The we use $indexOfArray to find the index of _max_ppv inside the _PPV_converted array.

_index = { "$set" : {
    "_index" : { "$indexOfArray" : [ "$_PPV_converted" , "$_max_ppv" ] }
} }

My next stage would be to find the corresponding Freq in row which is the index of max ppv + 1

_freq = { "$set" : {
    "_freq" : { "$arrayElemAt" : [ "$row" , { "$add" : [ { "$multiply" : [ "$_index" , 2 ] } , 1 ] } ] }
} }

All this for a pipeline that looks like:

[ _unwind , _project , _set_PPV , _convert_PPV , _max_ppv , _index , _freq ]

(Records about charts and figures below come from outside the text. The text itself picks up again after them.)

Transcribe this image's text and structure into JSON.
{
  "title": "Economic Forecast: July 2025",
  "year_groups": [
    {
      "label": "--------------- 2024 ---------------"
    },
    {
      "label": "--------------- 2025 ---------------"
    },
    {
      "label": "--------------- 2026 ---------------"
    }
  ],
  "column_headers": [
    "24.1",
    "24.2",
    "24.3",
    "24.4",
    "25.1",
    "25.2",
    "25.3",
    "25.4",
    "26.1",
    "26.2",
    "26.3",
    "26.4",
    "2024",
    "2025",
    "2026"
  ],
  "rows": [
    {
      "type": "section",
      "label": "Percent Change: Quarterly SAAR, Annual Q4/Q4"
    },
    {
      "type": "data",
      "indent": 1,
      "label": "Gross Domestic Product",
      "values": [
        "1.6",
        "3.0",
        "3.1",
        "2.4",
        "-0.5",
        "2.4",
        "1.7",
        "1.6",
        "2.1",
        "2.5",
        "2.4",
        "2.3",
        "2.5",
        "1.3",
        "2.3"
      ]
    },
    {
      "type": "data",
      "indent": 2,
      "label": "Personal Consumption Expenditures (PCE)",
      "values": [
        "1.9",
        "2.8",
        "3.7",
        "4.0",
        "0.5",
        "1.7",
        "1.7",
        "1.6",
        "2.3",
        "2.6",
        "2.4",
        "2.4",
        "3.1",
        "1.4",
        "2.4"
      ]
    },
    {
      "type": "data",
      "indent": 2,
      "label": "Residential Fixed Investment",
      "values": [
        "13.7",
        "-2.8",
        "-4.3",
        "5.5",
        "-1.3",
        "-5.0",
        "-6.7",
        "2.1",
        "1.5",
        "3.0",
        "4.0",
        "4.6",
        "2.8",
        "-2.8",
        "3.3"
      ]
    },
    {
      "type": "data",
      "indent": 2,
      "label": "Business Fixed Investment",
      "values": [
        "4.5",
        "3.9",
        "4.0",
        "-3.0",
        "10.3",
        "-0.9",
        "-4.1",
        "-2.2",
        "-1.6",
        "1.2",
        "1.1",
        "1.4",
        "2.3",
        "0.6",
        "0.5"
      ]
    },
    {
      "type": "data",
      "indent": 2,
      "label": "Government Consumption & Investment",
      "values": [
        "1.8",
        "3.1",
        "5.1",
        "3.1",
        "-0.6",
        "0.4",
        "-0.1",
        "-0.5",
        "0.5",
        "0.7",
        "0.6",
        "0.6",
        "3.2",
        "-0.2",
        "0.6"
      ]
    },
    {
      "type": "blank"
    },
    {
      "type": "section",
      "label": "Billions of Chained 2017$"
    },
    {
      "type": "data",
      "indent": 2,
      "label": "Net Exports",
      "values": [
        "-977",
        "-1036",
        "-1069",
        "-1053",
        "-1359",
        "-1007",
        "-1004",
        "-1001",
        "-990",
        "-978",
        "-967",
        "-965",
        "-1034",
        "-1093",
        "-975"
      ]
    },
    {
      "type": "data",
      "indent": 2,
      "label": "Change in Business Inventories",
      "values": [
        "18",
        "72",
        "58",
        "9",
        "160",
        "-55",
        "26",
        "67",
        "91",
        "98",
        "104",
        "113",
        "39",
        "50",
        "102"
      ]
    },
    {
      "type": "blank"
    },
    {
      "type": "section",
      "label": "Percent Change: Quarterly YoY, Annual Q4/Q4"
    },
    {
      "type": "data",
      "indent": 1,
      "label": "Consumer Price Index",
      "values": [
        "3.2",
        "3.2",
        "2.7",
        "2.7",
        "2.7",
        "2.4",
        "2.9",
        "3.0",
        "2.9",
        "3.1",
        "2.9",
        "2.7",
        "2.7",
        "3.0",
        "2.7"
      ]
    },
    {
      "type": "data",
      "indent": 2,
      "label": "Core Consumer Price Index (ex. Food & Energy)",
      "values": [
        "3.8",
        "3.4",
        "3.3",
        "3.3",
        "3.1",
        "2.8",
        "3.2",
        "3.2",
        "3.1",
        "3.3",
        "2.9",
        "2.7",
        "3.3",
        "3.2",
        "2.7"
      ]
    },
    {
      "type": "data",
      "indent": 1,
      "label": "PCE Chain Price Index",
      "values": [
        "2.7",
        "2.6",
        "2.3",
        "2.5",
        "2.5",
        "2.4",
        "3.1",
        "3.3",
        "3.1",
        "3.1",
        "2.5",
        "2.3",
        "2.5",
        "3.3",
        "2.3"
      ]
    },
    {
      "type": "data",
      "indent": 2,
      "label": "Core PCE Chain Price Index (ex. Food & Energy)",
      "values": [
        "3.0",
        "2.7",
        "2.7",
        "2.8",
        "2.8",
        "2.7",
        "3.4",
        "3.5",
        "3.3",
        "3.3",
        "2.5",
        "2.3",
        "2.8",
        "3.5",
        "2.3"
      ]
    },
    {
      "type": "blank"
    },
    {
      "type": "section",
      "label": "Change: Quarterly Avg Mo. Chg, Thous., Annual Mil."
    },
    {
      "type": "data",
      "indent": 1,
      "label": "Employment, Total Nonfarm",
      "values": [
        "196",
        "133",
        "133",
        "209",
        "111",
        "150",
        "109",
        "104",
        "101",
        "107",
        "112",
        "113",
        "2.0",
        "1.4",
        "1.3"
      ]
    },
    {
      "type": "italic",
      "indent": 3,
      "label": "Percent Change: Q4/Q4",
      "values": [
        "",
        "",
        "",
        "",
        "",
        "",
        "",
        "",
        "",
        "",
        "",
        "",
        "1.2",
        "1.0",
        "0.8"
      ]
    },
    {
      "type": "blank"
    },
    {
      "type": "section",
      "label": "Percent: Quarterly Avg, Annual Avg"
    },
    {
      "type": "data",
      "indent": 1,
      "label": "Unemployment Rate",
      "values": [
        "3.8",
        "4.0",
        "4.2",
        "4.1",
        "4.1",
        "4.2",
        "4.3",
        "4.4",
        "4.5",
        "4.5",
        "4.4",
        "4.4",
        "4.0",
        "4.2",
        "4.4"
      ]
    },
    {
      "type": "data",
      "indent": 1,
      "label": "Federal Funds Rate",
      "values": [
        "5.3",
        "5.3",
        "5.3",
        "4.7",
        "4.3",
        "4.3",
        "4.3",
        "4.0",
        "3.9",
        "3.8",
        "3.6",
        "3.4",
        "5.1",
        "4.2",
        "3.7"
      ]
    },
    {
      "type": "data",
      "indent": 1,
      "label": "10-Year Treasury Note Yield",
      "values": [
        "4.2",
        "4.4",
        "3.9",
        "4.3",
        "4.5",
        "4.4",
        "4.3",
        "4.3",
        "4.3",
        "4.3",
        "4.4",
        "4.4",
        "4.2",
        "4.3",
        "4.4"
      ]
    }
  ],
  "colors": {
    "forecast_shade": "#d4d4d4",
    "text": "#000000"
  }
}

That provides the following:

{ time: '2021-05-20 12:22:32',
  row: [ '0.1462', '46.5', '0.0525', '>100', '0.5494', '25.6', '0.5577' ],
  _PPV: [ '0.1462', '0.0525', '0.5494' ],
  _PPV_converted: [ 0.1462, 0.0525, 0.5494 ],
  _max_ppv: 0.5494,
  _index: 2,
  _freq: '25.6' }
{ time: '2021-05-22 19:15:51',
  row: [ '0.0050', '19.7', '0.0056', '7.4', '0.0050', '28.4', '0.0063' ],
  _PPV: [ '0.0050', '0.0056', '0.0050' ],
  _PPV_converted: [ 0.005, 0.0056, 0.005 ],
  _max_ppv: 0.0056,
  _index: 1,
  _freq: '7.4' }
{ time: '2021-05-22 19:30:51',
  row: [ '0.0050', '60.2', '0.0044', '20.5', '0.0050', '48.8', '0.0063' ],
  _PPV: [ '0.0050', '0.0044', '0.0050' ],
  _PPV_converted: [ 0.005, 0.0044, 0.005 ],
  _max_ppv: 0.005,
  _index: 0,
  _freq: '60.2' }

All the data is there (even the intermediate values for debug purpose), what is missing is some cosmetic $project to present the fields time, _max_ppv, and _freq in the format you wish. I will leave that to the reader as an exercise.